IN> Supererogatory (WAS: Strip mining Dante)
Daniel Childers
cpt_democracy at hotmail.com
Wed Jul 19 10:07:23 CDT 2006
>From: James Walker <nyungan at yahoo.com.au>
>Rather than replying to the thread on selflessness,
>it'd be far more virtuous to send a 'hello' email to
>someone you suspect of being lonely, yes? One of the
>reasons I came to the conclusion that most
>philosophers go to hell...
>
This gets into some complicated ethics. And it's kind of an
infinite regress; there's always something better you could be
doing. (Getting off your chair and joining the volunteer fire
department would be better than writing email of any sort,
yes?)
The philosophical concept of "supererogatory" applies:
actions that are morally good, but not required. For
example, it would be morally good for each of us who is
physically capable of it to join a volunteer fire department.

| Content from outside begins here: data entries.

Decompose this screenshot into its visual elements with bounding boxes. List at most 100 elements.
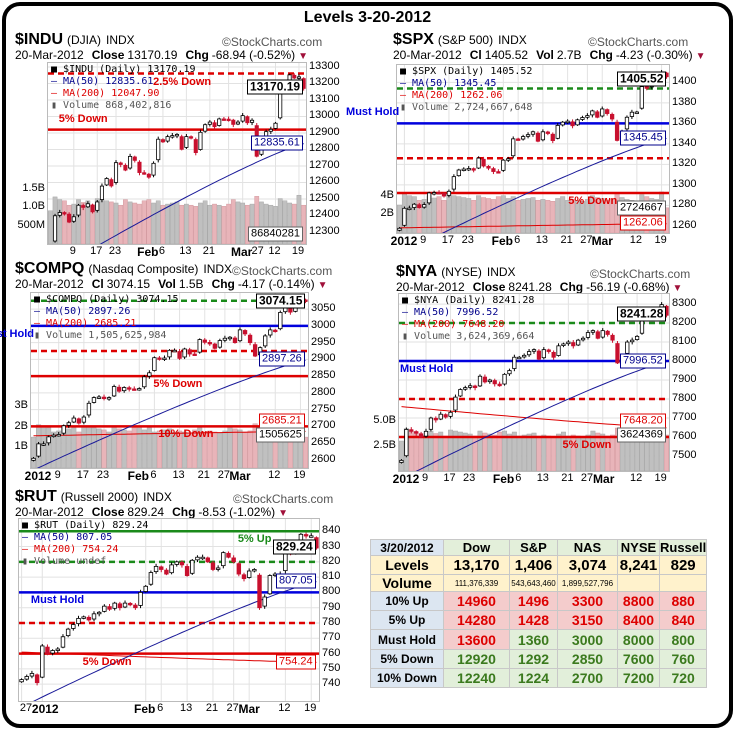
candle-body [402,207,407,226]
volume-bar [177,430,183,468]
y-axis-tick: 840 [322,524,341,537]
table-cell: 8400 [617,610,660,630]
candle-body [250,119,255,123]
table-cell: 8,241 [617,555,660,575]
level-label: Must Hold [400,363,454,376]
volume-bar [545,200,551,233]
y-axis-tick: 2850 [311,369,336,382]
candle-body [151,162,156,176]
volume-bar [492,434,498,471]
symbol[interactable]: $RUT [15,488,57,505]
candle-body [492,380,497,385]
volume-axis-tick: 3B [14,399,28,412]
legend-text: MA(50) 2897.26 [46,306,131,317]
watermark[interactable]: ©StockCharts.com [590,267,691,281]
y-axis-tick: 2900 [311,352,336,365]
volume-bar [91,427,97,468]
candle-body [580,117,585,120]
candle-body [576,339,581,346]
candle-body [160,139,165,143]
watermark[interactable]: ©StockCharts.com [222,35,323,49]
value-callout: 2724667 [617,200,666,216]
symbol[interactable]: $INDU [15,31,64,48]
symbol[interactable]: $COMPQ [15,260,85,277]
candle-body [273,329,278,333]
volume-bar [482,432,488,471]
table-row-volume: Volume 111,376,339 543,643,460 1,899,527,79… [370,574,708,592]
volume-bar [551,436,557,471]
rut-plot-area[interactable]: ■ $RUT (Daily) 829.24— MA(50) 807.05— MA… [18,518,320,702]
legend-ma50: — MA(50) 1345.45 [400,78,532,90]
candle-body [226,552,231,558]
y-axis-tick: 1280 [672,198,697,211]
candle-body [448,411,453,417]
compq-plot-area[interactable]: ■ $COMPQ (Daily) 3074.15— MA(50) 2897.26… [30,292,309,469]
x-axis-tick: 27 [580,472,594,484]
candle-body [268,128,273,132]
candle-body [147,372,152,377]
volume-axis-tick: 2B [14,419,28,432]
watermark[interactable]: ©StockCharts.com [232,264,333,278]
candle-body [127,387,132,390]
table-cell: 13,170 [443,555,510,575]
candle-body [414,431,419,434]
volume-bar [57,199,63,244]
symbol[interactable]: $SPX [393,31,434,48]
candle-body [507,370,512,375]
x-axis-tick: 6 [158,245,165,257]
candle-body [526,351,532,356]
legend-volume: ▮ Volume 2,724,667,648 [400,102,532,114]
volume-bar [531,432,537,471]
y-axis-tick: 8000 [672,354,697,367]
candle-body [41,443,46,446]
volume-bar [399,440,404,471]
candle-body [118,162,123,165]
candle-body [172,349,177,353]
candle-body [453,396,458,411]
symbol[interactable]: $NYA [396,263,438,280]
x-axis-tick: 17 [441,234,455,246]
volume-bar [94,198,100,244]
candle-body [512,356,517,369]
exchange: INDX [106,33,135,47]
x-axis-tick: 21 [202,245,215,257]
candle-body [217,340,223,348]
last-price-callout: 829.24 [273,539,316,555]
row-label: 5% Up [370,610,444,630]
watermark[interactable]: ©StockCharts.com [233,492,334,506]
row-label: Must Hold [370,629,444,650]
candle-body [96,611,102,615]
candle-body [157,357,162,360]
x-axis-tick: 19 [654,472,667,484]
volume-bar [151,202,156,244]
volume-bar [535,200,541,233]
volume-bar [66,204,72,244]
x-axis-tick: 13 [179,245,192,257]
candle-body [197,339,202,353]
candle-body [205,557,211,563]
line-swatch-icon: — [400,78,413,89]
y-axis-tick: 3000 [311,318,336,331]
volume-bar [232,428,238,468]
candle-body [122,387,127,392]
ma50-line [33,581,317,701]
y-axis-tick: 13000 [309,109,340,122]
nya-plot-area[interactable]: ■ $NYA (Daily) 8241.28— MA(50) 7996.52— … [398,293,670,472]
volume-bar [397,204,402,233]
table-cell: 880 [658,591,708,611]
legend-text: MA(200) 1262.06 [412,90,503,101]
candle-body [212,122,217,128]
watermark[interactable]: ©StockCharts.com [588,35,689,49]
candle-body [86,402,92,416]
volume-bar [240,202,246,244]
x-axis-tick: Mar [238,702,260,716]
candle-body [634,111,639,114]
ma50-line [415,361,667,471]
x-axis-tick: 6 [514,234,521,246]
table-cell: 2700 [557,668,618,688]
candle-body [132,388,137,391]
candle-body [525,134,531,137]
table-row: 10% Down 12240 1224 2700 7200 720 [370,668,708,688]
volume-bar [165,203,170,244]
volume-bar [127,201,133,244]
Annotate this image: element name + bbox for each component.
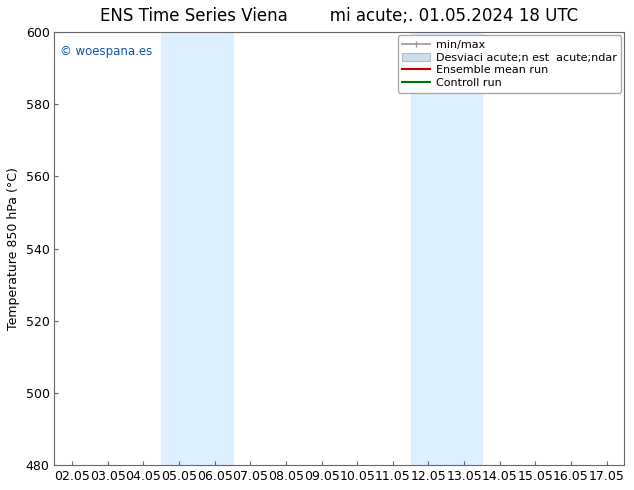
- Bar: [161, 32, 233, 465]
- Text: © woespana.es: © woespana.es: [60, 45, 152, 58]
- Legend: min/max, Desviaci acute;n est  acute;ndar, Ensemble mean run, Controll run: min/max, Desviaci acute;n est acute;ndar…: [398, 35, 621, 93]
- Title: ENS Time Series Viena        mi acute;. 01.05.2024 18 UTC: ENS Time Series Viena mi acute;. 01.05.2…: [100, 7, 578, 25]
- Bar: [411, 32, 482, 465]
- Y-axis label: Temperature 850 hPa (°C): Temperature 850 hPa (°C): [7, 167, 20, 330]
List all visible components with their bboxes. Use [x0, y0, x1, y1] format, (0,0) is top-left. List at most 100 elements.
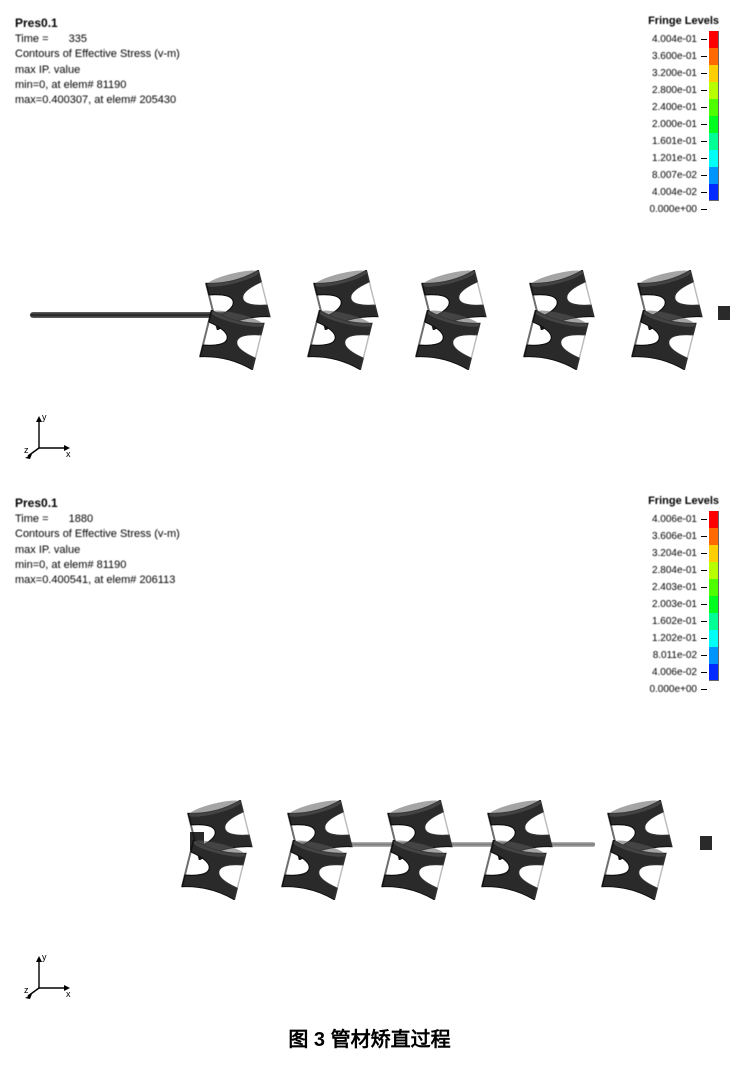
legend-value: 3.606e-01	[652, 531, 697, 542]
svg-text:y: y	[42, 412, 47, 422]
legend-tick	[701, 90, 707, 91]
legend-swatch	[709, 167, 719, 184]
legend-value: 8.011e-02	[653, 650, 697, 661]
legend-tick	[701, 604, 707, 605]
legend-swatch	[709, 613, 719, 630]
legend-tick	[701, 536, 707, 537]
legend-row: 1.602e-01	[648, 613, 719, 630]
legend-value: 1.602e-01	[652, 616, 697, 627]
legend-value: 4.004e-02	[652, 187, 697, 198]
legend-swatch	[709, 579, 719, 596]
legend-value: 2.003e-01	[652, 599, 697, 610]
roller-bottom	[629, 310, 699, 370]
axis-triad-1: y x z	[24, 410, 74, 460]
fringe-legend-2: Fringe Levels 4.006e-01 3.606e-01 3.204e…	[648, 495, 719, 698]
legend-value: 1.201e-01	[652, 153, 697, 164]
legend-row: 4.004e-02	[648, 184, 719, 201]
legend-swatch	[709, 545, 719, 562]
legend-row: 4.004e-01	[648, 31, 719, 48]
legend-value: 1.601e-01	[652, 136, 697, 147]
legend-title: Fringe Levels	[648, 15, 719, 27]
legend-row: 2.003e-01	[648, 596, 719, 613]
axis-triad-2: y x z	[24, 950, 74, 1000]
legend-row: 1.601e-01	[648, 133, 719, 150]
legend-tick	[701, 570, 707, 571]
legend-row: 0.000e+00	[648, 201, 719, 218]
legend-swatch	[709, 647, 719, 664]
legend-value: 4.004e-01	[652, 34, 697, 45]
legend-swatch	[709, 528, 719, 545]
legend-tick	[701, 621, 707, 622]
simulation-panel-2: Pres0.1 Time = 1880 Contours of Effectiv…	[0, 480, 739, 1000]
legend-row: 3.600e-01	[648, 48, 719, 65]
roller-bottom	[413, 310, 483, 370]
legend-tick	[701, 175, 707, 176]
roller-bottom	[179, 840, 249, 900]
legend-swatch	[709, 133, 719, 150]
header-subtitle: Contours of Effective Stress (v-m)	[15, 527, 180, 542]
fringe-legend-1: Fringe Levels 4.004e-01 3.600e-01 3.200e…	[648, 15, 719, 218]
legend-swatch	[709, 99, 719, 116]
header-line4: max IP. value	[15, 63, 180, 78]
legend-row: 3.606e-01	[648, 528, 719, 545]
legend-value: 0.000e+00	[649, 204, 697, 215]
legend-row: 1.202e-01	[648, 630, 719, 647]
legend-row: 2.804e-01	[648, 562, 719, 579]
svg-text:y: y	[42, 952, 47, 962]
roller-bottom	[197, 310, 267, 370]
legend-value: 4.006e-02	[652, 667, 697, 678]
legend-value: 1.202e-01	[652, 633, 697, 644]
legend-row: 3.204e-01	[648, 545, 719, 562]
figure-caption: 图 3 管材矫直过程	[0, 1023, 739, 1052]
legend-value: 3.200e-01	[652, 68, 697, 79]
header-line5: min=0, at elem# 81190	[15, 78, 180, 93]
legend-row: 3.200e-01	[648, 65, 719, 82]
header-line4: max IP. value	[15, 543, 180, 558]
legend-swatch	[709, 48, 719, 65]
legend-row: 4.006e-01	[648, 511, 719, 528]
header-line6: max=0.400307, at elem# 205430	[15, 93, 180, 108]
roller-bottom	[479, 840, 549, 900]
legend-tick	[701, 689, 707, 690]
roller-bottom	[305, 310, 375, 370]
legend-row: 8.007e-02	[648, 167, 719, 184]
svg-text:x: x	[66, 449, 71, 459]
simulation-panel-1: Pres0.1 Time = 335 Contours of Effective…	[0, 0, 739, 450]
legend-tick	[701, 73, 707, 74]
legend-row: 4.006e-02	[648, 664, 719, 681]
legend-value: 3.600e-01	[652, 51, 697, 62]
legend-tick	[701, 192, 707, 193]
legend-tick	[701, 638, 707, 639]
roller-bottom	[521, 310, 591, 370]
header-time: Time = 335	[15, 32, 180, 47]
legend-swatch	[709, 82, 719, 99]
legend-row: 1.201e-01	[648, 150, 719, 167]
legend-value: 2.400e-01	[652, 102, 697, 113]
svg-text:x: x	[66, 989, 71, 999]
header-subtitle: Contours of Effective Stress (v-m)	[15, 47, 180, 62]
header-title: Pres0.1	[15, 15, 180, 32]
header-info-2: Pres0.1 Time = 1880 Contours of Effectiv…	[15, 495, 180, 589]
legend-tick	[701, 124, 707, 125]
legend-row: 2.400e-01	[648, 99, 719, 116]
legend-swatch	[709, 150, 719, 167]
legend-tick	[701, 553, 707, 554]
legend-row: 2.000e-01	[648, 116, 719, 133]
legend-value: 2.000e-01	[652, 119, 697, 130]
legend-value: 8.007e-02	[652, 170, 697, 181]
end-block	[718, 306, 730, 320]
legend-row: 2.403e-01	[648, 579, 719, 596]
legend-tick	[701, 141, 707, 142]
legend-swatch	[709, 65, 719, 82]
header-line6: max=0.400541, at elem# 206113	[15, 573, 180, 588]
legend-tick	[701, 672, 707, 673]
legend-value: 4.006e-01	[652, 514, 697, 525]
legend-swatch	[709, 511, 719, 528]
legend-value: 0.000e+00	[649, 684, 697, 695]
legend-title: Fringe Levels	[648, 495, 719, 507]
header-line5: min=0, at elem# 81190	[15, 558, 180, 573]
legend-tick	[701, 107, 707, 108]
svg-text:z: z	[24, 445, 29, 455]
header-title: Pres0.1	[15, 495, 180, 512]
legend-tick	[701, 56, 707, 57]
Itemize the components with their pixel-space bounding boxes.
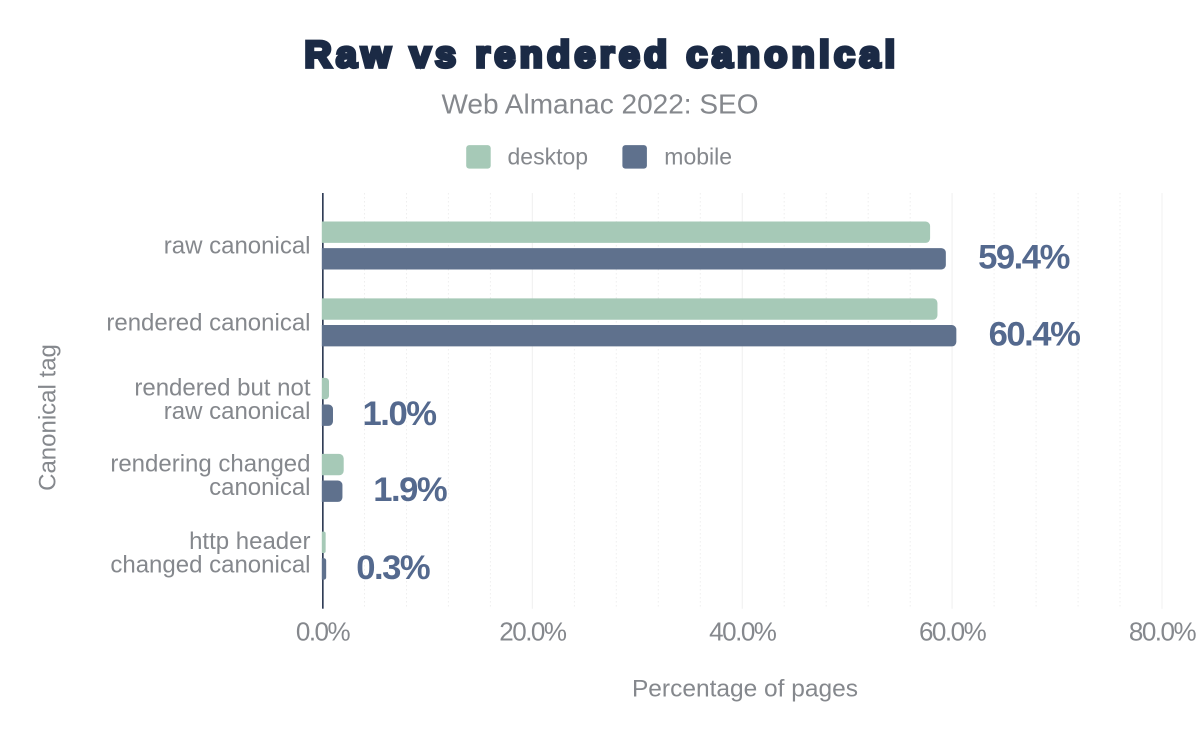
svg-text:rendering changed: rendering changed bbox=[110, 450, 310, 477]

Most of us--quite likely all of us--never will. And we are
not sinning by failure to do so.
See http://plato.stanford.edu/entries/supererogation/ for
a long discussion.
("Supererogatory" also has the meanings of "Beyond
the call of duty" and even of "unnecessary or
excessive".)
This gets complicated with IN's odd salvation/damnation
mechanisms: if your Destiny (or Fate) is wrapped up with
you joining a VFD, you *are* required to do so (or required
to not do so). But in IN, most of your good deeds--ie, every
one which is not your Destiny--are supererogatory.